Raza was born in the village of Babaria, Madhya Pradesh, in 1922. His father was a forest ranger in India, which was then ruled by the British. Raza’s journey from the forest village to Mumbai and then to Paris was driven by his desire to learn. During the Partition, when most of his family moved to Pakistan, Raza stayed in India.

Artistically trained at the Nagpur School of Art, his early expressionist landscapes were influenced by the urban environment of Mumbai. In 1947, he and his close friends, including FN Souza, MF Husain, KH Ara, SK Bakre, and HA Gade, formed the powerful Progressive Artists’ Group in order to create an avant-garde language for Indian art.

Raza’s career changed when he met French photographer Henri Cartier-Bresson by chance in Kashmir in 1948. Cartier-Bresson told Raza to study the paintings of French post-impressionist Paul Cezanne to learn how to build or structure his paintings better. Even though he was only 27 when he went to Paris to study at the École Nationale Supérieure des Beaux-arts on a French government scholarship, he was already a well-known artist in India, having won travel grants, awards at exhibitions, and many commissions.

“If you want to use the idiom of scapes, Raza goes from landscapes to cityscapes to in-scapes, which means he looks into his own mind… Ashok Vajpeyi, the managing director of The Raza Foundation, says, “He used to say that he learned how to paint in France and what to paint in India.”
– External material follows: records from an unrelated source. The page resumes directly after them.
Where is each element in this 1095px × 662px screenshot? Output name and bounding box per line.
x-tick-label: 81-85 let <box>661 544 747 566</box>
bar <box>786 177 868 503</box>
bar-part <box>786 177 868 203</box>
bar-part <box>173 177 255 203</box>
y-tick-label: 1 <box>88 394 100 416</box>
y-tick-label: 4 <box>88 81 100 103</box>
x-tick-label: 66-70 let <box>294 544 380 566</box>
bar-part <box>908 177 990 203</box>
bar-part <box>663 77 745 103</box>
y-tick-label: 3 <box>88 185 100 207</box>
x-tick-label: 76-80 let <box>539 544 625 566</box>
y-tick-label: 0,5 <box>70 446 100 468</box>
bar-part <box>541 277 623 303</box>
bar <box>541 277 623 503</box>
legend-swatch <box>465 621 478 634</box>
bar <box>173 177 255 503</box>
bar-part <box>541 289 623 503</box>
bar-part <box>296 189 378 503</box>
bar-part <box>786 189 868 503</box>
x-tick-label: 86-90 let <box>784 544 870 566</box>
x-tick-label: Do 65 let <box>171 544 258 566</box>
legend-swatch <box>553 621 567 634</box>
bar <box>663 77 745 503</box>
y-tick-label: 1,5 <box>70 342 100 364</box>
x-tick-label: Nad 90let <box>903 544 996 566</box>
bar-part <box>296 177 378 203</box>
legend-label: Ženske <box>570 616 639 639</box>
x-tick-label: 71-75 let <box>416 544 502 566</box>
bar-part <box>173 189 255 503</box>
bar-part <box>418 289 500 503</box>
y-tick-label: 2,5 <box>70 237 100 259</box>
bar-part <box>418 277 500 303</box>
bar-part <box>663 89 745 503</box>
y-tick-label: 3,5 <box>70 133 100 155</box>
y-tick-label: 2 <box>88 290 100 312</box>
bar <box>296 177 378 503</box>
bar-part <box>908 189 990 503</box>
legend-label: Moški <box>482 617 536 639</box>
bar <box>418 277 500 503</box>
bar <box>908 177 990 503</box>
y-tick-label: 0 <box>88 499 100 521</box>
The Paris show puts this story arc in its proper place in time. The exhibition looks at the many different things that shaped Raza’s large body of work. These include Indian philosophy and tradition, music and poetry, French modernism and its lush landscapes.

Some of his early works are watercolours from the 1940s and life study experiments he did at the Sir JJ School of Art in Mumbai. When he moved to Paris, the French cityscapes became more important. Raza responded to the cities and churches he saw on his travels in Europe by using tonal changes from Indian art styles like Rajasthani and Pahari miniatures. These changes can be seen in works like Haut de Cagnes (1951) and Sans titre (1952).

When he switched to oil painting with a palette knife in the middle of the 1950s, he changed the landscapes even more. Even though he was praised by critics and was the first non-French artist to win the prestigious Prix de la Critique in France in 1956, Raza would often go back to India, where his art style was born.

In the 1957 oil Sans titre (D’après une miniature indienne), he directly responds to Rajput miniatures. In the 1964 oil Udho, Heart is not Ten or Twenty, he uses a line from the poet Surdas, who lived in the 16th century.

Several documents about his life and times are also on display. These include Raza’s earliest interviews, diary entries, catalogues, and letters to his wife Janine Mongillat and other people. In these letters, they talk about everything from money problems to personal struggles and artistic concerns.

The show ends with Raza’s trademark bindus, which have been a part of his art since the 1980s. They may also represent the start of his work, since his primary school teacher in Mandla made him stare at a dot on the blackboard when he was a restless child. Raza didn’t forget what he had learned. He said that the bindu would become “the force that woke up a dormant energy inside.”